Jill Etesse was hooked on the "Twilight" books the second she cracked the series opener. She ripped through the saga on paper and rented movie No. 1.
Then the madness began.
"I joined the lines of teens for `New Moon,'" said the 38-year-old mom of two. "My husband is deathly embarrassed. Half my friends think I'm crazy."
Etesse, from Leesburg, Va., won't let her 8-year-old daughter anywhere near Team Edward OR Team Jacob, but did she take herself to "Eclipse" this summer? "Oh yeah."
Is there something, um, icky about moms lusting after the boys of "Twilight" or other morsels of ripe screen candy? Heck no, said 54-year-old Toni Downey of Limerick, Pa. We're not dead yet!
Downey's more into Matt Bomer, 32, of TV's "White Collar" at the moment, but "I've had impure thoughts about barely legal boys as well." Strictly the celebrity look-don't-touch variety, she notes.
Eighteen-year-old Taylor Lautner's six-pack? "Mind-boggling," said Downey, who has a 25-year-old daughter. "She likes Buffy as her only vamp thing, and we both thought Pattinson was hotter as a blond in Harry Potter."

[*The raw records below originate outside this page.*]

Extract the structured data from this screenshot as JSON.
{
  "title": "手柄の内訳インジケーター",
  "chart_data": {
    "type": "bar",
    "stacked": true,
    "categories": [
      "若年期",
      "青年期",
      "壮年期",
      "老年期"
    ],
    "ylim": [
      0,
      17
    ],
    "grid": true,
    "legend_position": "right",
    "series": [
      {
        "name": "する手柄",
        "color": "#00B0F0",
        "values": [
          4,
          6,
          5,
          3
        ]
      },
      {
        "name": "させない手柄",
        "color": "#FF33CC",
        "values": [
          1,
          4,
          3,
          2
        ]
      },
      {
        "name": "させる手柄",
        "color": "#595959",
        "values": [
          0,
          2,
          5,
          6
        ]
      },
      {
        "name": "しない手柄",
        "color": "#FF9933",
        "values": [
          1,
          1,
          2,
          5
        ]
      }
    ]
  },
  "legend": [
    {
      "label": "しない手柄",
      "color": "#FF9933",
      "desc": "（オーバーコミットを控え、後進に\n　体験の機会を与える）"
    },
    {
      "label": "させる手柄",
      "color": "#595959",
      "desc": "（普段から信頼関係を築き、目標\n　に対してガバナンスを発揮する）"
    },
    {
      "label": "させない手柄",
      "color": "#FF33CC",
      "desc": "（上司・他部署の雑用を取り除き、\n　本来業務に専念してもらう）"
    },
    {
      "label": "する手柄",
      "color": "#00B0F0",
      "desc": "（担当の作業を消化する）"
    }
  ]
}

Into the light they've come, publicly declaring their sometimes puzzled joy, juggling movie schedules with diaper changes, kid lunches and soccer practices. They're definitely looking forward with younger fans to the last two "Twilight" movies starting next year, and they're scooping up all sorts of reads intended for the young.
"I have no idea why it's so appealing to me," Etesse said of her "Twilight" jones. "I'm married to a tall, dark and handsome French-Irish guy, but those abs, you know. I'd trade a pair of my Jimmy C's for my husband to have those."
In June, 30-year-old mom Christina Fiedler was undaunted by a tent city of young people on her way in to a special screening of "Eclipse" at a Los Angeles theater. She's not all that much older than 24-year-old Robert Pattinson and his mid-20s Cullen kin, played by Kellan Lutz and Jackson Rathbone, but her mom status makes her feel light years their senior, especially since they're all supposed to be teens on screen.
"What an odd experience to be an adult woman in a theater full of screaming tweens," said Fiedler, who has a 2-year-old son and has blogged about her "Twilight" habit at Mom Logic. "I didn't go with my Team Jacob or Team Edward shirt like some of the women my age did. There were quite a few of them. I didn't talk back to the screen like they did."
Is there an age cutoff of appropriateness? A mom code when it comes to ogling young hunks?
Single mom Victoria Martinez, 37, in Hemet, Calif., said yes. She has three boys of her own, ages 15, 14 and 11, and won't let her mind wander to jail bait. The Cullen clan may be playing teens, but they're way legal in life so it's full steam ahead.
"I don't have a husband or even a significant other to worry about when it comes to my man candy crushes," she said, adding that she's a bit of a cougar on the ground. "Taylor Lautner isn't on my list because he's only 18 and I still think of him as Shark Boy."
Martinez first heard of the Twilight saga when she learned the bedroom-eyed Pattinson was cast as Edward. "He's the reason I read the books. There's just something irresistible about him. I'll continue to lust over and enjoy them on the big screen long after the teens move on to the next big thing."
She has others, not just the Twilight crew. There's Jake Gyllenhaal, who at 29 was "a nice piece of summer eye candy" in "Prince of Persia." Downey especially liked the Entertainment Weekly spread featuring Bomer pouring a jug of water over his head, nicely soaking his white T-shirt.
"And he and his character have a pinch of naughty in the devastating smile," she said.
With an upswing in grown-ups (yes, women) embracing books intended for teens, are moms thinking younger, or at least enjoying the freedom to express their still-young sides in ways June Cleaver was denied?
Fiedler's Team Edward, though considers him bad boyfriend material for his younger fans. He encourages Bella to keep secrets from her family and ditch her old friends. He needs anger management counseling and the two are never happy. Besides, his family finds her "irresistible." You be the judge.
"It's not so much as a 'lust' thing as it is escaping from a hectic daily life and into their frivolous ones," she said. "It's this generation's Romeo and Juliet _ forbidden love."